"You didn't have a boyfriend or anything holding you back there?"
Despite myself, I bark out a surprised laugh at his nosy query.
"My, my, aren't we just full of questions today?"
Russell's jaw ticks, but he doesn't back down, "I'm just trying to be polite and get to know you better."
"Well, to answer your question - no, I haven't seriously dated anyone in years, so definitely no boyfriend waiting for me back home. What about you?"
"Same as you. I didn't leave anyone behind when I came out here."
I nod, not even trying to hide the way my gaze trails over the ridges of his back muscles as he ducks beneath the water's surface again. He emerges moments later, and I seize the opportunity to ask my next question.
"So, what made you decide to leave the military life behind?"
His jaw tightens perceptibly. "I realized it just...wasn't for me anymore. It didn't really live up to being as honorable as they advertised it."
I tilt my head inquisitively. "What do you mean by that?"
But Russell is already shutting down, shoulders tensing. "We're verging into territory I'm not comfortable discussing."
Stubborn guy. I huff out an exasperated breath, refusing to be so easily deterred this time.
"You know, keeping everything all bottled up inside like that isn't healthy. Someday, it'll have to come out, whether you want it to or not."

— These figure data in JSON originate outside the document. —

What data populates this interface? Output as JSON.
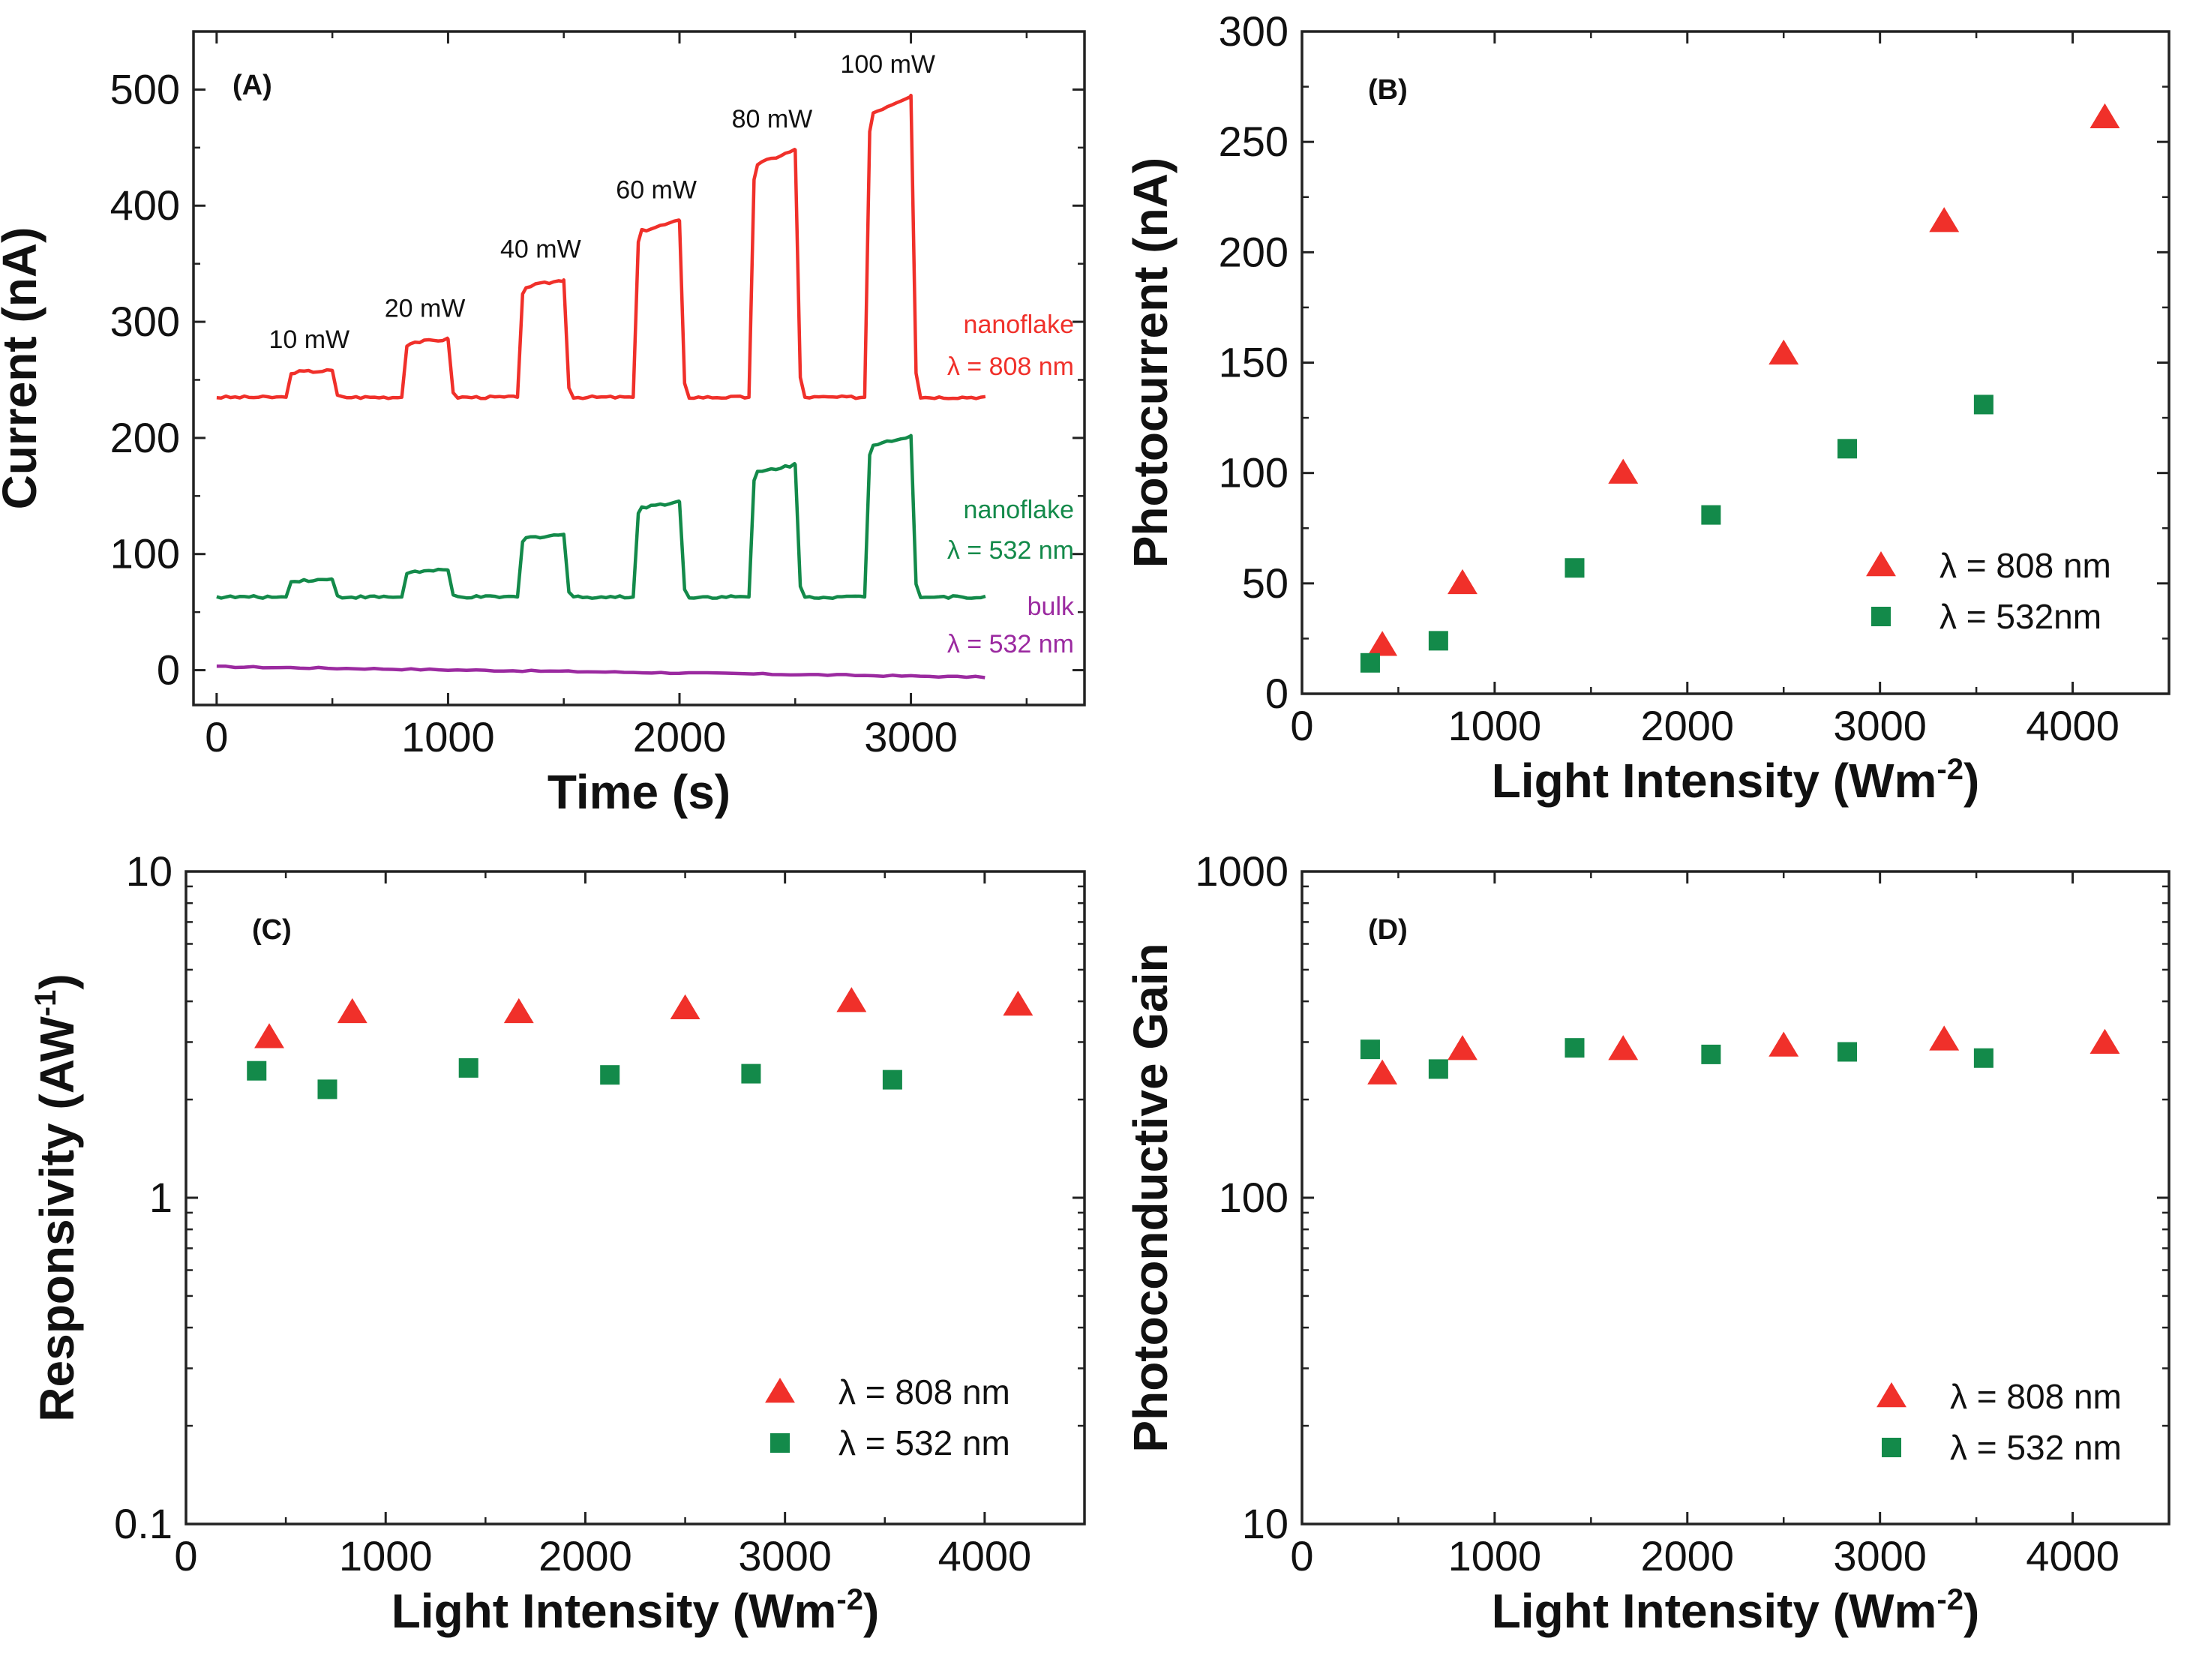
{
  "colors": {
    "red": "#f0302a",
    "green": "#138a4a",
    "purple": "#9b2aa0",
    "axis": "#222222"
  },
  "chart_data": [
    {
      "panel": "A",
      "type": "line",
      "label": "(A)",
      "xlabel": "Time (s)",
      "ylabel": "Current (nA)",
      "xlim": [
        -100,
        3750
      ],
      "ylim": [
        -30,
        550
      ],
      "xticks": [
        0,
        1000,
        2000,
        3000
      ],
      "yticks": [
        0,
        100,
        200,
        300,
        400,
        500
      ],
      "on_intervals": [
        [
          300,
          500
        ],
        [
          800,
          1000
        ],
        [
          1300,
          1500
        ],
        [
          1800,
          2000
        ],
        [
          2300,
          2500
        ],
        [
          2800,
          3000
        ]
      ],
      "pulse_labels": [
        "10 mW",
        "20 mW",
        "40 mW",
        "60 mW",
        "80 mW",
        "100 mW"
      ],
      "series": [
        {
          "name": "nanoflake 808",
          "text": [
            "nanoflake",
            "λ = 808 nm"
          ],
          "color": "red",
          "baseline": 235,
          "x_end": 3330,
          "plateaus": [
            258,
            285,
            336,
            387,
            448,
            495
          ]
        },
        {
          "name": "nanoflake 532",
          "text": [
            "nanoflake",
            "λ = 532 nm"
          ],
          "color": "green",
          "baseline": 63,
          "x_end": 3330,
          "plateaus": [
            78,
            86,
            117,
            145,
            177,
            202
          ]
        },
        {
          "name": "bulk 532",
          "text": [
            "bulk",
            "λ = 532 nm"
          ],
          "color": "purple",
          "baseline": 3,
          "x_end": 3330,
          "plateaus": []
        }
      ]
    },
    {
      "panel": "B",
      "type": "scatter",
      "label": "(B)",
      "xlabel": "Light Intensity (Wm",
      "xlabel_sup": "-2",
      "ylabel": "Photocurrent (nA)",
      "xlim": [
        0,
        4500
      ],
      "ylim": [
        0,
        300
      ],
      "xticks": [
        0,
        1000,
        2000,
        3000,
        4000
      ],
      "yticks": [
        0,
        50,
        100,
        150,
        200,
        250,
        300
      ],
      "series": [
        {
          "name": "λ = 808 nm",
          "marker": "triangle",
          "color": "red",
          "x": [
            417,
            833,
            1667,
            2500,
            3333,
            4167
          ],
          "y": [
            22,
            50,
            100,
            154,
            214,
            261
          ]
        },
        {
          "name": "λ = 532nm",
          "marker": "square",
          "color": "green",
          "x": [
            354,
            708,
            1415,
            2123,
            2830,
            3538
          ],
          "y": [
            14,
            24,
            57,
            81,
            111,
            131
          ]
        }
      ]
    },
    {
      "panel": "C",
      "type": "scatter",
      "label": "(C)",
      "xlabel": "Light Intensity (Wm",
      "xlabel_sup": "-2",
      "ylabel": "Responsivity (AW",
      "ylabel_sup": "-1",
      "yscale": "log",
      "xlim": [
        0,
        4500
      ],
      "ylim": [
        0.1,
        10
      ],
      "xticks": [
        0,
        1000,
        2000,
        3000,
        4000
      ],
      "yticks": [
        0.1,
        1,
        10
      ],
      "ytick_labels": [
        "0.1",
        "1",
        "10"
      ],
      "series": [
        {
          "name": "λ = 808 nm",
          "marker": "triangle",
          "color": "red",
          "x": [
            417,
            833,
            1667,
            2500,
            3333,
            4167
          ],
          "y": [
            3.1,
            3.7,
            3.7,
            3.8,
            4.0,
            3.9
          ]
        },
        {
          "name": "λ = 532 nm",
          "marker": "square",
          "color": "green",
          "x": [
            354,
            708,
            1415,
            2123,
            2830,
            3538
          ],
          "y": [
            2.45,
            2.15,
            2.5,
            2.38,
            2.4,
            2.3
          ]
        }
      ]
    },
    {
      "panel": "D",
      "type": "scatter",
      "label": "(D)",
      "xlabel": "Light Intensity (Wm",
      "xlabel_sup": "-2",
      "ylabel": "Photoconductive Gain",
      "yscale": "log",
      "xlim": [
        0,
        4500
      ],
      "ylim": [
        10,
        1000
      ],
      "xticks": [
        0,
        1000,
        2000,
        3000,
        4000
      ],
      "yticks": [
        10,
        100,
        1000
      ],
      "ytick_labels": [
        "10",
        "100",
        "1000"
      ],
      "series": [
        {
          "name": "λ = 808 nm",
          "marker": "triangle",
          "color": "red",
          "x": [
            417,
            833,
            1667,
            2500,
            3333,
            4167
          ],
          "y": [
            240,
            285,
            285,
            292,
            305,
            298
          ]
        },
        {
          "name": "λ = 532 nm",
          "marker": "square",
          "color": "green",
          "x": [
            354,
            708,
            1415,
            2123,
            2830,
            3538
          ],
          "y": [
            285,
            248,
            288,
            275,
            280,
            268
          ]
        }
      ]
    }
  ]
}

His eyes narrow warningly. "Lyla..."
"I'm just saying," I press on, undaunted, "maybe now is as good a time as any to let some of it go. You've got a willing audience right here."
Chapter 10 - Russell
Lyla's insistence hits me like a sucker punch. A large, irrational part of me actually wants to unburden the darkness I've carried for so long - to finally give voice to the trauma and regrets that have haunted me relentlessly all these years.

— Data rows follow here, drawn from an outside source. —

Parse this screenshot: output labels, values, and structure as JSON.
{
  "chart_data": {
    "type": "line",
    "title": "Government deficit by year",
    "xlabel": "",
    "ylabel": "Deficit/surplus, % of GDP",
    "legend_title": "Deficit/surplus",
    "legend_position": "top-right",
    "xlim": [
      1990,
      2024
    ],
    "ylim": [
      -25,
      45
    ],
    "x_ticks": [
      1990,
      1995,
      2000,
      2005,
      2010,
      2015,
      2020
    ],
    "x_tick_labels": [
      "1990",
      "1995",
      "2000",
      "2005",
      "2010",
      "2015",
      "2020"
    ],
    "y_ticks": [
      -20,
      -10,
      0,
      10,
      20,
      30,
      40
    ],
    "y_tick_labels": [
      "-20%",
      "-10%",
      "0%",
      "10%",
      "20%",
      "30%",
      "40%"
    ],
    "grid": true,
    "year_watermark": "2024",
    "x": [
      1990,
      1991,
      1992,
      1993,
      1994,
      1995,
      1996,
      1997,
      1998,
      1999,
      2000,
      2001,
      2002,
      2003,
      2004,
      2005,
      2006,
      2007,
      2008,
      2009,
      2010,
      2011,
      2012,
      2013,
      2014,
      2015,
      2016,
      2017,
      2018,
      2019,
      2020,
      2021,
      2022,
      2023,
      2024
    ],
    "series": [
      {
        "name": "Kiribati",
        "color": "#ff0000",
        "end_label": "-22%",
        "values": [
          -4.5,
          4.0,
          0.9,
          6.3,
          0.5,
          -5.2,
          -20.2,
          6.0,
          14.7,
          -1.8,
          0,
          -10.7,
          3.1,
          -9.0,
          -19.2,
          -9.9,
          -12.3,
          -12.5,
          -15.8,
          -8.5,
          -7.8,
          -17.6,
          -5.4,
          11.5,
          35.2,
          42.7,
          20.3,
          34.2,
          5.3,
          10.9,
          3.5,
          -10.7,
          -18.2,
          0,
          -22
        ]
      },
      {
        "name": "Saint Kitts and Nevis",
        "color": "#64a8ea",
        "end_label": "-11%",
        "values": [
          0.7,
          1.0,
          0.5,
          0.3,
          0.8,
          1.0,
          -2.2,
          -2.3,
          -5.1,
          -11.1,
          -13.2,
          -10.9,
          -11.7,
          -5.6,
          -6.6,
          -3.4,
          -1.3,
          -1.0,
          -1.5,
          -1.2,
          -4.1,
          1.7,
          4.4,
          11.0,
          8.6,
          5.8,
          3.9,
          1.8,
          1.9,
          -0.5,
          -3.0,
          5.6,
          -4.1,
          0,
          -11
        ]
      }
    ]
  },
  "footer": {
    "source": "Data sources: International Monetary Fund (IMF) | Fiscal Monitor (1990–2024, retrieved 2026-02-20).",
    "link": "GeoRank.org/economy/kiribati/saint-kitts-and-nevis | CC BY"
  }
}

I've never dared speak the details aloud before, fearful of unleashing the toxic flood once the dam breaks. But she's right - keeping it bottled has become a soul-crushing weight, slowly crushing me from the inside out no matter how hard I try to bury it.

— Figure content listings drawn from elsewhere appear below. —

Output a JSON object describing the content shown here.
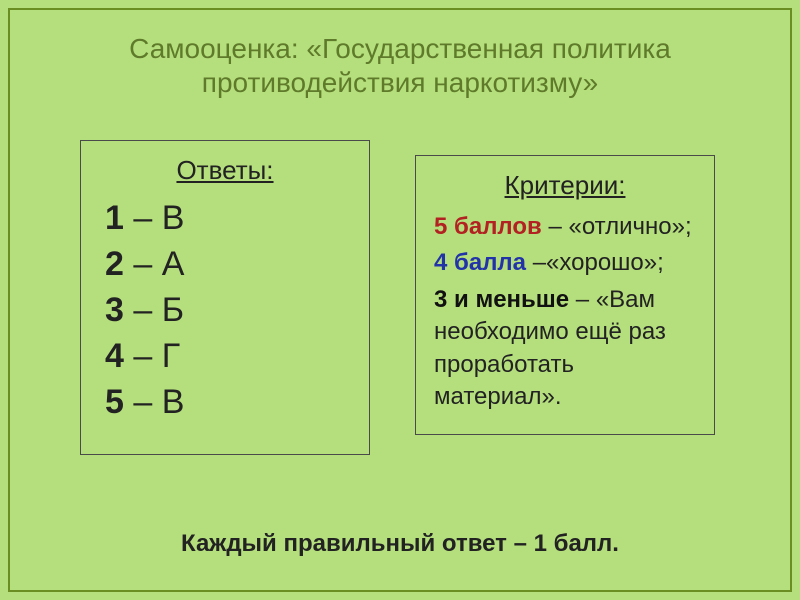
{
  "colors": {
    "background": "#b5df7c",
    "frame_border": "#6b8e23",
    "title_color": "#5e7a2a",
    "box_border": "#4a4a4a",
    "text": "#222222",
    "red": "#b22222",
    "blue": "#2233aa"
  },
  "title": "Самооценка: «Государственная политика противодействия наркотизму»",
  "answers_box": {
    "heading": "Ответы:",
    "items": [
      {
        "num": "1",
        "letter": "В"
      },
      {
        "num": "2",
        "letter": "А"
      },
      {
        "num": "3",
        "letter": "Б"
      },
      {
        "num": "4",
        "letter": "Г"
      },
      {
        "num": "5",
        "letter": "В"
      }
    ]
  },
  "criteria_box": {
    "heading": "Критерии:",
    "rows": [
      {
        "score": "5 баллов",
        "score_color": "red",
        "sep": " – ",
        "text": "«отлично»;"
      },
      {
        "score": "4 балла",
        "score_color": "blue",
        "sep": " –",
        "text": "«хорошо»;"
      },
      {
        "score": "3 и меньше",
        "score_color": "black",
        "sep": " – ",
        "text": "«Вам необходимо ещё раз проработать материал»."
      }
    ]
  },
  "footer": "Каждый правильный ответ – 1 балл."
}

And if I'm being frank with myself...I feel an instinctive pull to confide in this stranger right before me. Perhaps because I recognize, on some fundamental level, that she'll be gone from my life just as quickly as she barreled into it.
The idea of purging my sins to someone who won't stick around to judge or pity me is perversely appealing.
"Are you sure you really want to know?" I ask gruffly, holding Lyla's curious gaze. "It's not an easy story to tell...or to hear."
Rather than hesitate or back down, she nods solemnly and propels herself closer through the calm waters until we're only a few feet apart. Stray droplets rain down from her dripping hair, trailing tantalizingly down the slopes of her breasts just visible beneath the surface.
I suck in a sharp breath, hastily tearing my eyes away from the charming sight. Now is definitely not the time to be entertaining those kinds of thoughts.
"I'm ready whenever you are," Lyla says softly.
Nodding jerkily, I force myself to meet her guileless stare once more.
"Okay, I'll start from the beginning then. You have to promise to let me take breaks here and there. I've never actually voiced this shit out loud before."
Lyla holds my stare steadily, "I won't say a word until you're finished. Take all the time you need."
Closing my eyes for a moment, I let the sounds of nature in this isolated haven wash over me—the distant trill of birds and the gentle lapping of waves against the rocky shoreline.
When I open them again, Lyla is watching me with a small, encouraging smile.
"I joined up right out of high school," I begin gruffly. "My best friend Aaron and I were both eighteen and dumb as rocks back then. We thought serving in the military would be a really noble way to protect our country. An opportunity to be real heroes, you know?"